Alex lalu duduk di sofa sambil menikmati angin malam, “Kamu mau minum apa?”
“Apa saja.”
Bianca melihat ponselnya bergetar, ia melihat nama ‘Peter Calling’, ia lalu meninggalkan Alex menuju kitchen dan ia menggeser tombol hijau pada layar ia letakan di telinganya.
“Iya, halo,” ucap Bianca, ia membuka kulkas mengambil dua kaleng softdrink.
“Kamu lagi apa sayang.”
“Lagi nggak ngapa-ngapain, ini mau minum haus,” Bianca terkekeh.
“Temen kamu nginap di apartemen kamu?” Tanya pria itu.
“Iya jadi. Dia nginap sementara di sini, sampai nanti dapat sewa apartemen sesuai budget dia.”
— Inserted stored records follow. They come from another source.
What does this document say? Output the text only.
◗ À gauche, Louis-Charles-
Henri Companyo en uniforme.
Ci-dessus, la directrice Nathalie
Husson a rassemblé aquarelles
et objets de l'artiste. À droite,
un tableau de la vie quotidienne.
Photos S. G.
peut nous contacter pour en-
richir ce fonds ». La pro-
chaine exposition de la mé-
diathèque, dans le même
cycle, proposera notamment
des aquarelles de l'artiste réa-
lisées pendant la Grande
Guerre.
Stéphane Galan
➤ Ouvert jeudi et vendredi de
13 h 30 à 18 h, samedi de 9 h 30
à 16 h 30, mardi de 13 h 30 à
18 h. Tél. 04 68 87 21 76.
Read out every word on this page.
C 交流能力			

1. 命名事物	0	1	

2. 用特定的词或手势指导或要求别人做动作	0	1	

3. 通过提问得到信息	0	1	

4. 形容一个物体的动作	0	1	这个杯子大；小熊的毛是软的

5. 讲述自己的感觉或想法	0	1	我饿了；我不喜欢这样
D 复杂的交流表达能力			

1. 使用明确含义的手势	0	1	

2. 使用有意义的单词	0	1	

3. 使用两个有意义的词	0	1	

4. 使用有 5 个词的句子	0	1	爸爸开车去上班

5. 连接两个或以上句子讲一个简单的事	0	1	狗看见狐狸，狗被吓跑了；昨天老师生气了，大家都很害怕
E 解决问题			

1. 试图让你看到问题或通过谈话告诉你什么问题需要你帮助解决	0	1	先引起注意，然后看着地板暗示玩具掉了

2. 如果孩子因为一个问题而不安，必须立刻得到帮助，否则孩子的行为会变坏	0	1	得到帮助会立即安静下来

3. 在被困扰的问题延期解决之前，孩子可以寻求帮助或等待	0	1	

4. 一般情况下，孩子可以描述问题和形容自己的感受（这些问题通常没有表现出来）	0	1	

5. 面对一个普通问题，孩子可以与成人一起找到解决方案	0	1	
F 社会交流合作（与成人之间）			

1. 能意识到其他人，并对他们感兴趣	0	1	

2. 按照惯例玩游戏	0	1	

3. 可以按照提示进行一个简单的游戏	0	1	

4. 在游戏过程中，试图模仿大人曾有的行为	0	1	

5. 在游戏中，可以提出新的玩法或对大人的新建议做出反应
“Yaudah kalau gitu, salam ya buat teman kamu ya sayang.”
“Iya.”
Bianca mematikan ponselnya dan ia menutup kulkas. Seketika ia shock dan lalu bergeming menatap Alexander berada di hadapannya tanpa senyum. Ia tidak tahu sejak kapan pria itu berada di sini.
“Kamu di sini …” desis Bianca.
“Kenapa tidak jujur saja, kalau sebenarnya kamu sedang sama saya.”